Evolution of the dynamics of a recurrent network of 4000 LIF neurons during application of reward-modulated STDP.

(A) Distribution of the synaptic weights of excitatory synapses to 50 randomly chosen non-reinforced neurons, plotted for 4 different periods of simulated biological time during the simulation. The weights are averaged over 10 samples within these periods. The colors of the curves and the corresponding intervals are as follows: red (300–360 sec), green (600–660 sec), blue (900–960 sec), magenta (1140–1200 sec). (B) The distribution of average firing rates of the non-reinforced excitatory neurons in the circuit, plotted for the same time periods as in (A). The colors of the curves are the same as in (A).
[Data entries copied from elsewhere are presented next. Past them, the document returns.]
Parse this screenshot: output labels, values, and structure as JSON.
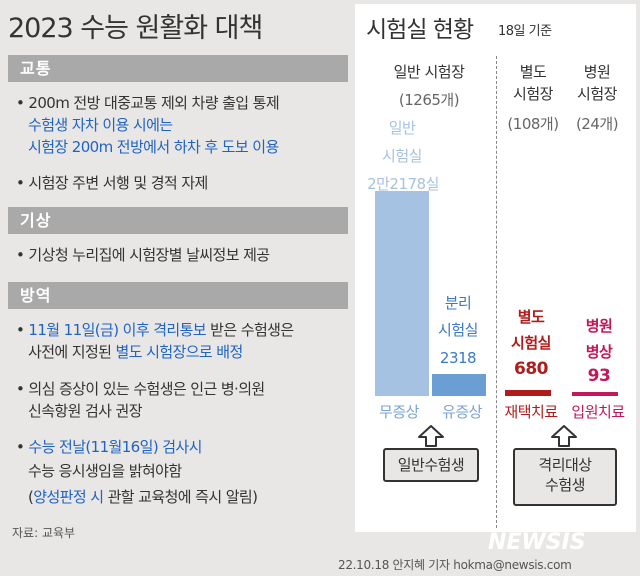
{
  "title": "2023 수능 원활화 대책",
  "sections": {
    "traffic": {
      "label": "교통",
      "bullet1": "• 200m 전방 대중교통 제외 차량 출입 통제",
      "bullet1_blue1": "수험생 자차 이용 시에는",
      "bullet1_blue2": "시험장 200m 전방에서 하차 후 도보 이용",
      "bullet2": "• 시험장 주변 서행 및 경적 자제"
    },
    "weather": {
      "label": "기상",
      "bullet1": "• 기상청 누리집에 시험장별 날씨정보 제공"
    },
    "quarantine": {
      "label": "방역",
      "b1_bullet": "• ",
      "b1_blue": "11월 11일(금) 이후 격리통보",
      "b1_rest": " 받은 수험생은",
      "b1_line2_a": "사전에 지정된 ",
      "b1_line2_blue": "별도 시험장으로 배정",
      "b2_line1": "• 의심 증상이 있는 수험생은 인근 병·의원",
      "b2_line2": "신속항원 검사 권장",
      "b3_bullet": "• ",
      "b3_blue": "수능 전날(11월16일) 검사시",
      "b3_line2": "수능 응시생임을 밝혀야함",
      "b3_line3_a": "(",
      "b3_line3_blue": "양성판정 시",
      "b3_line3_b": " 관할 교육청에 즉시 알림)"
    }
  },
  "panel": {
    "title": "시험실 현황",
    "subtitle": "18일 기준",
    "general": {
      "label": "일반 시험장",
      "count": "(1265개)",
      "bar1_label_1": "일반",
      "bar1_label_2": "시험실",
      "bar1_label_3": "2만2178실",
      "bar2_label_1": "분리",
      "bar2_label_2": "시험실",
      "bar2_label_3": "2318",
      "x1": "무증상",
      "x2": "유증상",
      "box": "일반수험생"
    },
    "separate": {
      "label_1": "별도",
      "label_2": "시험장",
      "count": "(108개)",
      "bar_label_1": "별도",
      "bar_label_2": "시험실",
      "bar_label_3": "680",
      "x": "재택치료"
    },
    "hospital": {
      "label_1": "병원",
      "label_2": "시험장",
      "count": "(24개)",
      "bar_label_1": "병원",
      "bar_label_2": "병상",
      "bar_label_3": "93",
      "x": "입원치료"
    },
    "isolated_box_1": "격리대상",
    "isolated_box_2": "수험생"
  },
  "chart_data": {
    "type": "bar",
    "categories": [
      "일반 시험실",
      "분리 시험실",
      "별도 시험실",
      "병원 병상"
    ],
    "values": [
      22178,
      2318,
      680,
      93
    ],
    "colors": [
      "#a6c2e2",
      "#6b9fd3",
      "#b01c1c",
      "#c2185b"
    ]
  },
  "source": "자료: 교육부",
  "watermark": "NEWSIS",
  "credit": "22.10.18 안지혜 기자  hokma@newsis.com"
}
The distribution of the firing rates of the neurons in the circuit remains unchanged during the simulation, which covers 20 minutes of biological time. (C) Cross-correlogram of the spiking activity in the circuit, averaged over 200 pairs of non-reinforced neurons and over 60 s, with a bin size of 0.2 ms, for the period between 300 and 360 seconds of simulated biological time. It is calculated as the cross-covariance divided by the square root of the product of variances. (D) As in (C), but between seconds 1140 and 1200. (Separate plots of (B), (C), and (D) for two types of excitatory neurons that received different amounts of noise currents are given in Figure S1 and Figure S2.)